RAID array causing "BUG: soft lockup" errors/system freeze
Affects | Status | Importance | Assigned to | Milestone | |
---|---|---|---|---|---|
linux (Ubuntu) |
Fix Released
|
High
|
Andy Whitcroft | ||
Intrepid |
Fix Released
|
High
|
Andy Whitcroft |
Bug Description
Running Ubuntu 8.10 Intrepid Desktop 64-bit with all current updates.
Kernel is 2.6.27-9-generic #1 SMP Thu Nov 20 22:15:32 UTC 2008 x86_64 GNU/Linux.
System is Abit IP35-Pro motherboard, Q9550 CPU, 8 GB RAM, 4 Western Digital WD6401AALS-00L3B2 drives (640 GB, SATA).
MemTest and drive tests returns no errors. Using a RAID5 array across the 4 drives with XFS and Ext3 as the file systems.
It seems when the system gets under heavy I/O load on the RAID array it will eventually freeze (requiring a hard reboot). The errors are inconsistent in how long they take to show up and the specific applications causing the I/O load don't seem to matter but the error always shows up eventually. It has already happened dozens of times after I start a load on the machine.
Examples of scenarios where the bug has appeared:
* Running Bonnie++ benchmarks.
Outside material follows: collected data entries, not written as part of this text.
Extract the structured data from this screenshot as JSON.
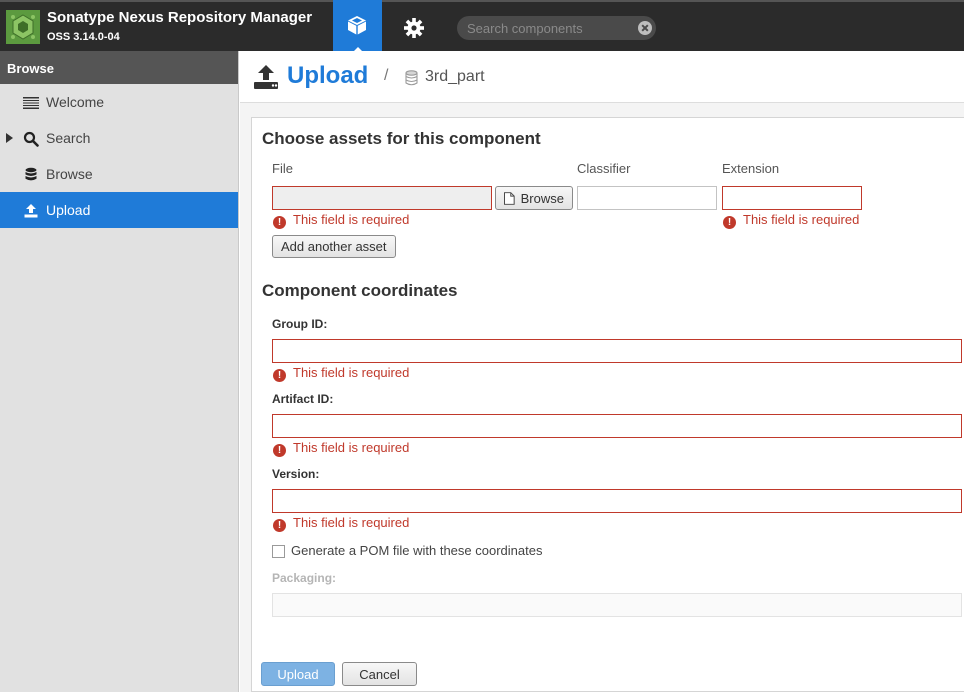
{
  "header": {
    "app_title": "Sonatype Nexus Repository Manager",
    "app_version": "OSS 3.14.0-04",
    "search_placeholder": "Search components",
    "accent_color": "#1f7bd8"
  },
  "sidebar": {
    "header": "Browse",
    "items": [
      {
        "label": "Welcome",
        "icon": "list-icon"
      },
      {
        "label": "Search",
        "icon": "search-icon"
      },
      {
        "label": "Browse",
        "icon": "database-icon"
      },
      {
        "label": "Upload",
        "icon": "upload-icon",
        "active": true
      }
    ]
  },
  "title": {
    "page": "Upload",
    "separator": "/",
    "repository": "3rd_part"
  },
  "assets": {
    "section_title": "Choose assets for this component",
    "file_label": "File",
    "classifier_label": "Classifier",
    "extension_label": "Extension",
    "file_value": "",
    "classifier_value": "",
    "extension_value": "",
    "browse_label": "Browse",
    "file_error": "This field is required",
    "extension_error": "This field is required",
    "add_asset_label": "Add another asset"
  },
  "coordinates": {
    "section_title": "Component coordinates",
    "group_label": "Group ID:",
    "group_value": "",
    "group_error": "This field is required",
    "artifact_label": "Artifact ID:",
    "artifact_value": "",
    "artifact_error": "This field is required",
    "version_label": "Version:",
    "version_value": "",
    "version_error": "This field is required",
    "generate_pom_label": "Generate a POM file with these coordinates",
    "generate_pom_checked": false,
    "packaging_label": "Packaging:",
    "packaging_value": ""
  },
  "actions": {
    "upload_label": "Upload",
    "cancel_label": "Cancel"
  }
}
I have seen this kill the system within 30 seconds. Other times it causes no problems.
* Running a large SQlite import while simultaneously tar/gzip'ing a large directory structure.
* Running a large MySql import while tar/gzip'ing a large directory structure.
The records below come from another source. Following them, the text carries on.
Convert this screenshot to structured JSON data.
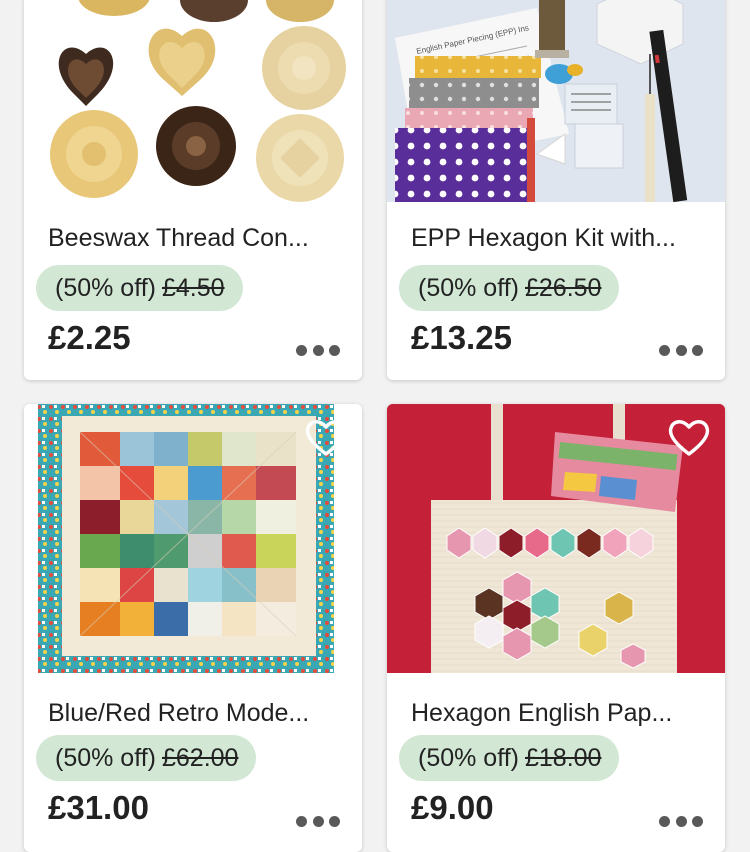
{
  "products": [
    {
      "title": "Beeswax Thread Con...",
      "discount": "(50% off)",
      "original_price": "£4.50",
      "price": "£2.25"
    },
    {
      "title": "EPP Hexagon Kit with...",
      "discount": "(50% off)",
      "original_price": "£26.50",
      "price": "£13.25"
    },
    {
      "title": "Blue/Red Retro Mode...",
      "discount": "(50% off)",
      "original_price": "£62.00",
      "price": "£31.00"
    },
    {
      "title": "Hexagon English Pap...",
      "discount": "(50% off)",
      "original_price": "£18.00",
      "price": "£9.00"
    }
  ],
  "icons": {
    "favorite": "heart-outline-icon",
    "more": "more-options-icon"
  },
  "colors": {
    "discount_pill": "#d2e8d5",
    "text": "#222222"
  },
  "image_texts": {
    "epp_instructions": "English Paper Piecing (EPP) Ins"
  }
}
* Multiple tar/gzip processes running at the same time.
The specific process that gets the "CPU: soft lockup" error varies. I have seen it lockup in kswapd, pdflush, gzip, sqlite3, bonnie++ (see attached logs).
I have attached some of my stack traces. They repeat many times and I have only included the first distinct events before my system crashed.
affects: | mdadm (Ubuntu) → linux (Ubuntu) |
Changed in linux (Ubuntu): | |
importance: | Undecided → High |
status: | New → Triaged |
tags: | added: regression-release |
Changed in linux (Ubuntu Intrepid): | |
importance: | Undecided → High |
I meant to note that the RAID5 array is a software RAID array created with:
mdadm --create /dev/md1 --chunk=256 --level=5 --raid-devices=4 /dev/sdb2 /dev/sdc2 /dev/sdd2 /dev/sde2
This same system was running XFS on a single drive without problems so it may be some sort of RAID/XFS interaction or bandwidth issue as the performance is much higher than previously.